Am Folgetag, dem 16. September um 01 Uhr MEZ konnte Hoch RODEGANG mit 1027 hPa über München analysiert werden. Die Front des Tiefs ANTHEA löste sich durch die Verlagerung des Hochs auf, gleichzeitig griff die Kaltfront von Tief BIANCA weiter auf Norddeutschland über. Der Einflussbereich von Antizyklone RODEGANG vergrößerte sich massiv und reichte von Frankreich über Italien, Griechenland, der westlichen Ukraine bis Estland und Südskandinavien. Verbreitet konnten in diesen Regionen 8 bis 12 Sonnenstunden verzeichnet werden. In Deutschland schien südlich einer Linie von Köln bis Cottbus 10 bis 12 Stunden lang die Sonne, nördlich davon 5 bis 9 Stunden. Hier dämpften die Wolken der Kaltfront von Tief BIANCA die Sonneneinstrahlung. Mit der Lage des Hochs und der im Uhrzeigersinn verlaufenden Drehrichtung wurde auf der Südwestflanke von Hoch RODEGANG subtropische Luft von Spanien nach Norden transportiert. Die Temperaturen stiegen im Südwesten Frankreichs auf 28 bis 32°C, wie z.B. in Toulouse auf 31,0°C. In Deutschland konnte die 25°C-Marke gebietsweise im Südwesten überschritten werden, sodass nochmals Sommertage verzeichnet wurden.

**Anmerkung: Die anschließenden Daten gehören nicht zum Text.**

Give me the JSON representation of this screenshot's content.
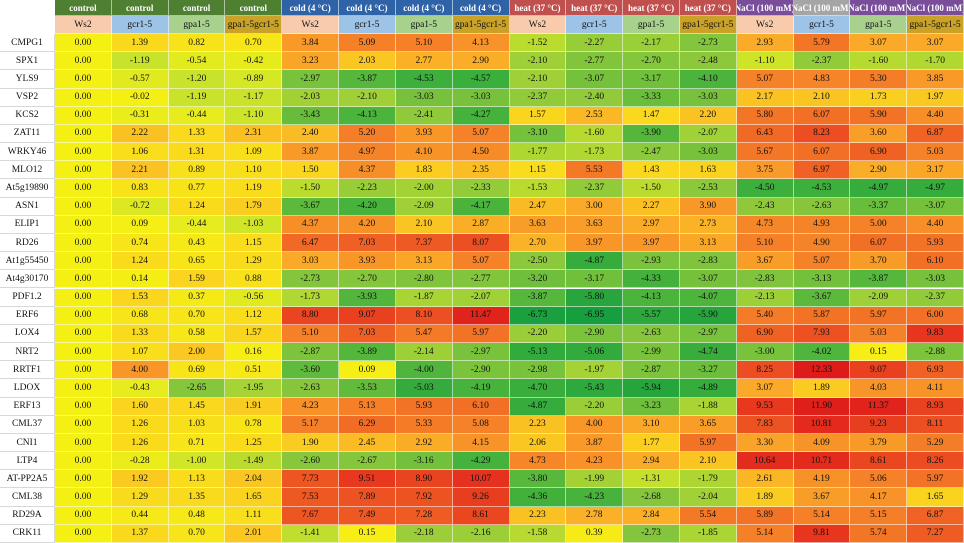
{
  "chart_data": {
    "type": "heatmap",
    "header_conditions": [
      {
        "label": "control",
        "bg": "#4f7f31",
        "light": false
      },
      {
        "label": "control",
        "bg": "#4f7f31",
        "light": false
      },
      {
        "label": "control",
        "bg": "#4f7f31",
        "light": false
      },
      {
        "label": "control",
        "bg": "#4f7f31",
        "light": false
      },
      {
        "label": "cold (4 °C)",
        "bg": "#2f63a8",
        "light": false
      },
      {
        "label": "cold (4 °C)",
        "bg": "#2f63a8",
        "light": false
      },
      {
        "label": "cold (4 °C)",
        "bg": "#2f63a8",
        "light": false
      },
      {
        "label": "cold (4 °C)",
        "bg": "#2f63a8",
        "light": false
      },
      {
        "label": "heat (37 °C)",
        "bg": "#c0504d",
        "light": false
      },
      {
        "label": "heat (37 °C)",
        "bg": "#c0504d",
        "light": false
      },
      {
        "label": "heat (37 °C)",
        "bg": "#c0504d",
        "light": false
      },
      {
        "label": "heat (37 °C)",
        "bg": "#c0504d",
        "light": false
      },
      {
        "label": "NaCl (100 mM)",
        "bg": "#7a4d9b",
        "light": false
      },
      {
        "label": "NaCl (100 mM)",
        "bg": "#a5a5a5",
        "light": false
      },
      {
        "label": "NaCl (100 mM)",
        "bg": "#7a4d9b",
        "light": false
      },
      {
        "label": "NaCl (100 mM)",
        "bg": "#7a4d9b",
        "light": false
      }
    ],
    "genotypes": [
      {
        "label": "Ws2",
        "bg": "#f8cbad"
      },
      {
        "label": "gcr1-5",
        "bg": "#9dc3e6"
      },
      {
        "label": "gpa1-5",
        "bg": "#a9d18e"
      },
      {
        "label": "gpa1-5gcr1-5",
        "bg": "#c9a227"
      },
      {
        "label": "Ws2",
        "bg": "#f8cbad"
      },
      {
        "label": "gcr1-5",
        "bg": "#9dc3e6"
      },
      {
        "label": "gpa1-5",
        "bg": "#a9d18e"
      },
      {
        "label": "gpa1-5gcr1-5",
        "bg": "#c9a227"
      },
      {
        "label": "Ws2",
        "bg": "#f8cbad"
      },
      {
        "label": "gcr1-5",
        "bg": "#9dc3e6"
      },
      {
        "label": "gpa1-5",
        "bg": "#a9d18e"
      },
      {
        "label": "gpa1-5gcr1-5",
        "bg": "#c9a227"
      },
      {
        "label": "Ws2",
        "bg": "#f8cbad"
      },
      {
        "label": "gcr1-5",
        "bg": "#9dc3e6"
      },
      {
        "label": "gpa1-5",
        "bg": "#a9d18e"
      },
      {
        "label": "gpa1-5gcr1-5",
        "bg": "#c9a227"
      }
    ],
    "rows": [
      {
        "gene": "CMPG1",
        "values": [
          "0.00",
          "1.39",
          "0.82",
          "0.70",
          "3.84",
          "5.09",
          "5.10",
          "4.13",
          "-1.52",
          "-2.27",
          "-2.17",
          "-2.73",
          "2.93",
          "5.79",
          "3.07",
          "3.07"
        ]
      },
      {
        "gene": "SPX1",
        "values": [
          "0.00",
          "-1.19",
          "-0.54",
          "-0.42",
          "3.23",
          "2.03",
          "2.77",
          "2.90",
          "-2.10",
          "-2.77",
          "-2.70",
          "-2.48",
          "-1.10",
          "-2.37",
          "-1.60",
          "-1.70"
        ]
      },
      {
        "gene": "YLS9",
        "values": [
          "0.00",
          "-0.57",
          "-1.20",
          "-0.89",
          "-2.97",
          "-3.87",
          "-4.53",
          "-4.57",
          "-2.10",
          "-3.07",
          "-3.17",
          "-4.10",
          "5.07",
          "4.83",
          "5.30",
          "3.85"
        ]
      },
      {
        "gene": "VSP2",
        "values": [
          "0.00",
          "-0.02",
          "-1.19",
          "-1.17",
          "-2.03",
          "-2.10",
          "-3.03",
          "-3.03",
          "-2.37",
          "-2.40",
          "-3.33",
          "-3.03",
          "2.17",
          "2.10",
          "1.73",
          "1.97"
        ]
      },
      {
        "gene": "KCS2",
        "values": [
          "0.00",
          "-0.31",
          "-0.44",
          "-1.10",
          "-3.43",
          "-4.13",
          "-2.41",
          "-4.27",
          "1.57",
          "2.53",
          "1.47",
          "2.20",
          "5.80",
          "6.07",
          "5.90",
          "4.40"
        ]
      },
      {
        "gene": "ZAT11",
        "values": [
          "0.00",
          "2.22",
          "1.33",
          "2.31",
          "2.40",
          "5.20",
          "3.93",
          "5.07",
          "-3.10",
          "-1.60",
          "-3.90",
          "-2.07",
          "6.43",
          "8.23",
          "3.60",
          "6.87"
        ]
      },
      {
        "gene": "WRKY46",
        "values": [
          "0.00",
          "1.06",
          "1.31",
          "1.09",
          "3.87",
          "4.97",
          "4.10",
          "4.50",
          "-1.77",
          "-1.73",
          "-2.47",
          "-3.03",
          "5.67",
          "6.07",
          "6.90",
          "5.03"
        ]
      },
      {
        "gene": "MLO12",
        "values": [
          "0.00",
          "2.21",
          "0.89",
          "1.10",
          "1.50",
          "4.37",
          "1.83",
          "2.35",
          "1.15",
          "5.53",
          "1.43",
          "1.63",
          "3.75",
          "6.97",
          "2.90",
          "3.17"
        ]
      },
      {
        "gene": "At5g19890",
        "values": [
          "0.00",
          "0.83",
          "0.77",
          "1.19",
          "-1.50",
          "-2.23",
          "-2.00",
          "-2.33",
          "-1.53",
          "-2.37",
          "-1.50",
          "-2.53",
          "-4.50",
          "-4.53",
          "-4.97",
          "-4.97"
        ]
      },
      {
        "gene": "ASN1",
        "values": [
          "0.00",
          "-0.72",
          "1.24",
          "1.79",
          "-3.67",
          "-4.20",
          "-2.09",
          "-4.17",
          "2.47",
          "3.00",
          "2.27",
          "3.90",
          "-2.43",
          "-2.63",
          "-3.37",
          "-3.07"
        ]
      },
      {
        "gene": "ELIP1",
        "values": [
          "0.00",
          "0.09",
          "-0.44",
          "-1.03",
          "4.37",
          "4.20",
          "2.10",
          "2.87",
          "3.63",
          "3.63",
          "2.97",
          "2.73",
          "4.73",
          "4.93",
          "5.00",
          "4.40"
        ]
      },
      {
        "gene": "RD26",
        "values": [
          "0.00",
          "0.74",
          "0.43",
          "1.15",
          "6.47",
          "7.03",
          "7.37",
          "8.07",
          "2.70",
          "3.97",
          "3.97",
          "3.13",
          "5.10",
          "4.90",
          "6.07",
          "5.93"
        ]
      },
      {
        "gene": "At1g55450",
        "values": [
          "0.00",
          "1.24",
          "0.65",
          "1.29",
          "3.03",
          "3.93",
          "3.13",
          "5.07",
          "-2.50",
          "-4.87",
          "-2.93",
          "-2.83",
          "3.67",
          "5.07",
          "3.70",
          "6.10"
        ]
      },
      {
        "gene": "At4g30170",
        "values": [
          "0.00",
          "0.14",
          "1.59",
          "0.88",
          "-2.73",
          "-2.70",
          "-2.80",
          "-2.77",
          "-3.20",
          "-3.17",
          "-4.33",
          "-3.07",
          "-2.83",
          "-3.13",
          "-3.87",
          "-3.03"
        ]
      },
      {
        "gene": "PDF1.2",
        "values": [
          "0.00",
          "1.53",
          "0.37",
          "-0.56",
          "-1.73",
          "-3.93",
          "-1.87",
          "-2.07",
          "-3.87",
          "-5.80",
          "-4.13",
          "-4.07",
          "-2.13",
          "-3.67",
          "-2.09",
          "-2.37"
        ]
      },
      {
        "gene": "ERF6",
        "values": [
          "0.00",
          "0.68",
          "0.70",
          "1.12",
          "8.80",
          "9.07",
          "8.10",
          "11.47",
          "-6.73",
          "-6.95",
          "-5.57",
          "-5.90",
          "5.40",
          "5.87",
          "5.97",
          "6.00"
        ]
      },
      {
        "gene": "LOX4",
        "values": [
          "0.00",
          "1.33",
          "0.58",
          "1.57",
          "5.10",
          "7.03",
          "5.47",
          "5.97",
          "-2.20",
          "-2.90",
          "-2.63",
          "-2.97",
          "6.90",
          "7.93",
          "5.03",
          "9.83"
        ]
      },
      {
        "gene": "NRT2",
        "values": [
          "0.00",
          "1.07",
          "2.00",
          "0.16",
          "-2.87",
          "-3.89",
          "-2.14",
          "-2.97",
          "-5.13",
          "-5.06",
          "-2.99",
          "-4.74",
          "-3.00",
          "-4.02",
          "0.15",
          "-2.88"
        ]
      },
      {
        "gene": "RRTF1",
        "values": [
          "0.00",
          "4.00",
          "0.69",
          "0.51",
          "-3.60",
          "0.09",
          "-4.00",
          "-2.90",
          "-2.98",
          "-1.97",
          "-2.87",
          "-3.27",
          "8.25",
          "12.33",
          "9.07",
          "6.93"
        ]
      },
      {
        "gene": "LDOX",
        "values": [
          "0.00",
          "-0.43",
          "-2.65",
          "-1.95",
          "-2.63",
          "-3.53",
          "-5.03",
          "-4.19",
          "-4.70",
          "-5.43",
          "-5.94",
          "-4.89",
          "3.07",
          "1.89",
          "4.03",
          "4.11"
        ]
      },
      {
        "gene": "ERF13",
        "values": [
          "0.00",
          "1.60",
          "1.45",
          "1.91",
          "4.23",
          "5.13",
          "5.93",
          "6.10",
          "-4.87",
          "-2.20",
          "-3.23",
          "-1.88",
          "9.53",
          "11.90",
          "11.37",
          "8.93"
        ]
      },
      {
        "gene": "CML37",
        "values": [
          "0.00",
          "1.26",
          "1.03",
          "0.78",
          "5.17",
          "6.29",
          "5.33",
          "5.08",
          "2.23",
          "4.00",
          "3.10",
          "3.65",
          "7.83",
          "10.81",
          "9.23",
          "8.11"
        ]
      },
      {
        "gene": "CNI1",
        "values": [
          "0.00",
          "1.26",
          "0.71",
          "1.25",
          "1.90",
          "2.45",
          "2.92",
          "4.15",
          "2.06",
          "3.87",
          "1.77",
          "5.97",
          "3.30",
          "4.09",
          "3.79",
          "5.29"
        ]
      },
      {
        "gene": "LTP4",
        "values": [
          "0.00",
          "-0.28",
          "-1.00",
          "-1.49",
          "-2.60",
          "-2.67",
          "-3.16",
          "-4.29",
          "4.73",
          "4.23",
          "2.94",
          "2.10",
          "10.64",
          "10.71",
          "8.61",
          "8.26"
        ]
      },
      {
        "gene": "AT-PP2A5",
        "values": [
          "0.00",
          "1.92",
          "1.13",
          "2.04",
          "7.73",
          "9.51",
          "8.90",
          "10.07",
          "-3.80",
          "-1.99",
          "-1.31",
          "-1.79",
          "2.61",
          "4.19",
          "5.06",
          "5.97"
        ]
      },
      {
        "gene": "CML38",
        "values": [
          "0.00",
          "1.29",
          "1.35",
          "1.65",
          "7.53",
          "7.89",
          "7.92",
          "9.26",
          "-4.36",
          "-4.23",
          "-2.68",
          "-2.04",
          "1.89",
          "3.67",
          "4.17",
          "1.65"
        ]
      },
      {
        "gene": "RD29A",
        "values": [
          "0.00",
          "0.44",
          "0.48",
          "1.11",
          "7.67",
          "7.49",
          "7.28",
          "8.61",
          "2.23",
          "2.78",
          "2.84",
          "5.54",
          "5.89",
          "5.14",
          "5.15",
          "6.87"
        ]
      },
      {
        "gene": "CRK11",
        "values": [
          "0.00",
          "1.37",
          "0.70",
          "2.01",
          "-1.41",
          "0.15",
          "-2.18",
          "-2.16",
          "-1.58",
          "0.39",
          "-2.73",
          "-1.85",
          "5.14",
          "9.81",
          "5.74",
          "7.27"
        ]
      }
    ]
  }
}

Von einem Sommertag spricht man, wenn die Höchsttemperatur 25,0°C erreicht oder überschreitet. Am wärmsten wurde es im baden-württembergischen Waghäusel-Kirrlach mit 27,1°C. Im restlichen Deutschland registrierte man Maximaltemperaturen von 20 bis 24°C, einzig an den Küsten wurden die 20°C knapp nicht erreicht.

Vom 17. bis zum 20. September setzte sich die Antizyklone RODEGANG mit einem Druck von 1023 bis 1027 hPa knapp westlich des Schwarzen Meeres fest. Durch die stationäre Lage des Hochs befand sich Mitteleuropa weiterhin in einer südwestlichen Boden- und Höhenströmung, mit der subtropische Luftmassen herangeführt wurden, sodass sich letztmalig im Jahr 2018 eine Hitzewelle einstellen konnte. Bereits am 17. September konnte nahezu bundesweit ein Sommertag verzeichnet werden, Spitzenreiter war Emmendingen-Mundingen am Oberrhein mit 29,9°C. In Mittel- und Südfrankreich erreichte man gebietsweise 30 bis 33°C, Paris-Orly blieb mit 29,5°C knapp unter der 30°C-Marke. Der 18. September stellte den Höhepunkt der Hitzewelle dar. Gebietsweise wurde die 30°C-Marke in Deutschland überschritten und es wurden zahlreiche Rekorde für einen 18. September gebrochen. Berlin-Dahlem vermeldete 30,2°C, der bisherige Rekordwert an diesem Datum lag bei 28,0°C. Auch in Hamburg mit 31,4°C oder in Düsseldorf mit 31,8°C wurde es ungewöhnlich heiß. Den höchsten Wert verzeichnete Köln mit 33,1°C. Auch in anderen Teilen Europas wurde es außergewöhnlich warm, viele Wetterstationen in Dänemark und Südschweden verzeichneten Sommertage, selbst auf Bornholm konnten 27°C erreicht werden. Im Einflussgebiet von Hoch RODEGANG blieb es nahezu wolkenlos, sodass die astronomisch maximale Sonnenscheindauer von 11 oder 12 Stunden verzeichnet werden konnte.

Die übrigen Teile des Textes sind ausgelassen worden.